The Who talk about ROCK OPERAS

JOHN: If something doesn’t particularly work then it’s scrapped but the majority of them usually sort of get through. While listening to the demo we work out the chord structures and Roger does an awful lot as far as the arranging, like verses, middle eights, choruses etc. Then I compose the bass part in my head or as we go along, and we just keep playing the backing track until we get the right feel. In a thing where it’s a concept thing then obviously we can’t pick and choose and throw things out. In something like Quadrophenia which has got an actual shape, you either change the shape or rewrite the entire number.

JOHN: When we recorded the original Tommy it was going to be a single album and we got to the stage where we were nearly finished and it didn’t make sense. So extra material was written and little joint pieces to join numbers together, and we re-recorded about a third of it again to make the themes fit together better. And by the time we’d finished re-recording everything I was completely sick and I never wanted to hear it again ever. I always hated the actual album. I hated the bass sound, the sound was very thin. There was a lot of things I didn’t like about the original album, in fact I think I’ve only ever played it once after those original rehearsals. I looked on ah, the Lou Reisner version of Tommy from a very great height, a very great distance. I sang the one song on it.

JOHN: When we released Tommy there was no need to smash guitars because the actual sage act had a much better shape and it didn’t need a smashed guitar at the end.

PETE: As the band gets involved in grandiose projects like Tommy films and you know, god knows what. I mean, it does tend to make one aloof from the public.

PETE: The Lou Reisner Tommy introduced us to other areas of work. Roger for the first time singing with somebody other than The Who, and me for the first time hearing someone other than Roger Daltrey singing my songs, or a good lump of them. And it emerged into a film involvement with Ken Russel for me, and solo albums for Roger and a part in the film for Roger. You know the whole clay filling that held the group down has now been sort of washed away. It was a drag in a lot of ways because it put more coal on the Tommy fire. But in another sense it was a great thing, the Reisner Tommy, because of the fact that I suppose had it not been for that, the revitalised interest in Tommy wouldn’t have come along which allowed this picture to be made… The first time I ever saw Roger from the front of a stage, you know in other words from the audience, was when he sang See Me Feel Me in the second production of Lou Reisner’s Tommy at The Rainbow.
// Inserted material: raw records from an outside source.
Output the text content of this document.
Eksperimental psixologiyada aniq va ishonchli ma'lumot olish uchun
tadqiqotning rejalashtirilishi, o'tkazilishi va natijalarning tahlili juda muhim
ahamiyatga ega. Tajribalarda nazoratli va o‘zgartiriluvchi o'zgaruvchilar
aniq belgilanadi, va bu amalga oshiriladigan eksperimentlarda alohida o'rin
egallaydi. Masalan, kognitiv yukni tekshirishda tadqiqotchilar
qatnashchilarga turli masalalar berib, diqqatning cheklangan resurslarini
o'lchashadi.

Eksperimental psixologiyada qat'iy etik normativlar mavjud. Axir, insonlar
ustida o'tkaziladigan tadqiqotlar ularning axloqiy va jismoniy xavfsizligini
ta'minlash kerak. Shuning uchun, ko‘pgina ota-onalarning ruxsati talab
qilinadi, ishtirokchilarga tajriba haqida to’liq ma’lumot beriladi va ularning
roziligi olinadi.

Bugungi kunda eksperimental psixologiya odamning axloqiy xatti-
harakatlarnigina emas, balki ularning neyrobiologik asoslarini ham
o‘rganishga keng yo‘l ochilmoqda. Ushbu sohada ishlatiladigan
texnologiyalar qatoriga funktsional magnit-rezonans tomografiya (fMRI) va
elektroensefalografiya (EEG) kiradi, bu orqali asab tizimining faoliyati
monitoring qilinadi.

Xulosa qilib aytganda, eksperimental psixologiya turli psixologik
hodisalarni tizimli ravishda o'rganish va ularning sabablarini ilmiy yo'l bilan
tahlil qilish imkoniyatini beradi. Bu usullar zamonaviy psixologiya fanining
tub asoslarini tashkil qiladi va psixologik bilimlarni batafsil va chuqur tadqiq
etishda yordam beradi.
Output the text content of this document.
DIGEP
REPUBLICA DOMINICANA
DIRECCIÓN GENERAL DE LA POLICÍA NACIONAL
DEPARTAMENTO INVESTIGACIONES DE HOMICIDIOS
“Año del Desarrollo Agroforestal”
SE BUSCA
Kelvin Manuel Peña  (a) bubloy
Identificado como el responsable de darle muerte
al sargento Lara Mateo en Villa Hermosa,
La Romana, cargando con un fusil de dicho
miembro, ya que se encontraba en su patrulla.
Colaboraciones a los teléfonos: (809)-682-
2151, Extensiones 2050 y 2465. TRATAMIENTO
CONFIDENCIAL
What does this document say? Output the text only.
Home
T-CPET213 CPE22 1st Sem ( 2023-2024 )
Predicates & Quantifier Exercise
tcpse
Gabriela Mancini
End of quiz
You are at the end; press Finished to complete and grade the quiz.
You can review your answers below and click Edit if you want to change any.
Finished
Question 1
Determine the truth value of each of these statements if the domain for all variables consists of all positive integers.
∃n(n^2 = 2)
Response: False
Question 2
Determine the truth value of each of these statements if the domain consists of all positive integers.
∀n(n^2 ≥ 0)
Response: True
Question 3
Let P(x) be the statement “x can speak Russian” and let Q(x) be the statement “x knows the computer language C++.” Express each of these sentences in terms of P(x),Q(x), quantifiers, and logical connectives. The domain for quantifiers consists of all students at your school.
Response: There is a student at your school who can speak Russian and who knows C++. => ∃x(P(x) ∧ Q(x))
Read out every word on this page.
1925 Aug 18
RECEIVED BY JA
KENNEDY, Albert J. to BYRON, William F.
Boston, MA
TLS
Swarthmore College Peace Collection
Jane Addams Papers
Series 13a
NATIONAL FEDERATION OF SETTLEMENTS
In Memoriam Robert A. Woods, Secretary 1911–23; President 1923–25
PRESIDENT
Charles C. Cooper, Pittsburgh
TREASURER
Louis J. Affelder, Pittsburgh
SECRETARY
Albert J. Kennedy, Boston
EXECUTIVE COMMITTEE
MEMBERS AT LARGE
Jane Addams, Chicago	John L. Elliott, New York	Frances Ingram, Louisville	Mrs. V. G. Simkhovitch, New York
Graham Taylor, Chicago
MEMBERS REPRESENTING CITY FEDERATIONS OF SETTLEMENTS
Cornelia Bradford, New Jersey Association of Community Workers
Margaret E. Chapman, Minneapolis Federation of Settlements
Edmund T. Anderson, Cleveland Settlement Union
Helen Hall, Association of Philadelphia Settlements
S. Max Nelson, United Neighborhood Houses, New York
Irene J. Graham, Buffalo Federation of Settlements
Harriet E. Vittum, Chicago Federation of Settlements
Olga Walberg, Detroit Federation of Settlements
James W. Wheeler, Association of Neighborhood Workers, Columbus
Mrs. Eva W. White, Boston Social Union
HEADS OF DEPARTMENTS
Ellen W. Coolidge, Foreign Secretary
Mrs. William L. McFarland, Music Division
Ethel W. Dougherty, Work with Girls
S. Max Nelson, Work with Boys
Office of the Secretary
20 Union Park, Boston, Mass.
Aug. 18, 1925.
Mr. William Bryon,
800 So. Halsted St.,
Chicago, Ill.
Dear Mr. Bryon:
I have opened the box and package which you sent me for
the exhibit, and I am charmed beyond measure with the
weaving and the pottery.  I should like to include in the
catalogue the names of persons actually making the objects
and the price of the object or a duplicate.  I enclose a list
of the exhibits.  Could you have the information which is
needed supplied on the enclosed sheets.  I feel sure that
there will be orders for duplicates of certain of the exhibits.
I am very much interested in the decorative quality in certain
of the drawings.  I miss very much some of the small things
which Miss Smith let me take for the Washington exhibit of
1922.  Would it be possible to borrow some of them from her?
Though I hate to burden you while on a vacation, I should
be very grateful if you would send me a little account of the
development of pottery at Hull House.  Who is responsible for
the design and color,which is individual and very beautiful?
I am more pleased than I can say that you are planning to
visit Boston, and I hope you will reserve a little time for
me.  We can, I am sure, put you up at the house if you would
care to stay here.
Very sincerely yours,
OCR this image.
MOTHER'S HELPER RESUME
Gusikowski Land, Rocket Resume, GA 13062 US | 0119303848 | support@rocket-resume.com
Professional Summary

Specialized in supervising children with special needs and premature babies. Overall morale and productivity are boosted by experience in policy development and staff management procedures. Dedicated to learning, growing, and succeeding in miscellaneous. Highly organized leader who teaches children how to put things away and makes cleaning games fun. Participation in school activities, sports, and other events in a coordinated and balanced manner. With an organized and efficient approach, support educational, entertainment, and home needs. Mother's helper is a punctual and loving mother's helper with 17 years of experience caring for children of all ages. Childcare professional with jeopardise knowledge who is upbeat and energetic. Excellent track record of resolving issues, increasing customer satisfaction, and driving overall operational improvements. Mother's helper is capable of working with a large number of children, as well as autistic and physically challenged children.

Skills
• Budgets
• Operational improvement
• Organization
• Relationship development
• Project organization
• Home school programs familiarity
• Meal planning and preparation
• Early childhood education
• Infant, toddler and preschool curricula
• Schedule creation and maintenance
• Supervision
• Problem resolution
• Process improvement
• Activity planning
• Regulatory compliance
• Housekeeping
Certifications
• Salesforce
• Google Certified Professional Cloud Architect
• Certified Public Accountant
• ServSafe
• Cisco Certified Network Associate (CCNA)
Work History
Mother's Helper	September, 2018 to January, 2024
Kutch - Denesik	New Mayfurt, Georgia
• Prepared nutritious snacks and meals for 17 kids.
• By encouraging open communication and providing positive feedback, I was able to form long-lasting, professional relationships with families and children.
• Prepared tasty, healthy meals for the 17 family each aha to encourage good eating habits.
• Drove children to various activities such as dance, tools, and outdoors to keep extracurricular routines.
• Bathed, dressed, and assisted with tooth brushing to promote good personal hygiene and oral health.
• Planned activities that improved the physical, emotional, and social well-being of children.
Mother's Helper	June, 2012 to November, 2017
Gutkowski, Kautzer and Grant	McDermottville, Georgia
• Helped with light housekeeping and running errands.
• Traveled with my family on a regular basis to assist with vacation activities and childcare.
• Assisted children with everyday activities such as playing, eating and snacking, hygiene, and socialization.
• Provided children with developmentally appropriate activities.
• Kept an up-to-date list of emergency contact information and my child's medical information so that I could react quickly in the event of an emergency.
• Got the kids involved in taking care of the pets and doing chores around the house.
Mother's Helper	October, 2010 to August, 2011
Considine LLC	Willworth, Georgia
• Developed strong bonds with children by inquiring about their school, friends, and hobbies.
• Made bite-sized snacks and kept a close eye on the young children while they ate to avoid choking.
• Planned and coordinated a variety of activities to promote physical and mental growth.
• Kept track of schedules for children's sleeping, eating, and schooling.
PETE: I think the most calculating piece of work I’ve ever done is Quadrophenia. And I think it shows, I think it’s very obvious what it was trying to do, and what it was trying to say. And in some senses it lacks a lot of ah, I’ll be first to admit it, it lacks a lot of the obvious discovery, the excitement of discovery that comes about from all directions, converging on say a song like Substitute.

PETE: Quadrophenia as a piece of self-conscious, y’know work, actually does a better job of chronicling what happened, than say taking ten Who singles of the period. Because they’re not about anything in particular a lot of them.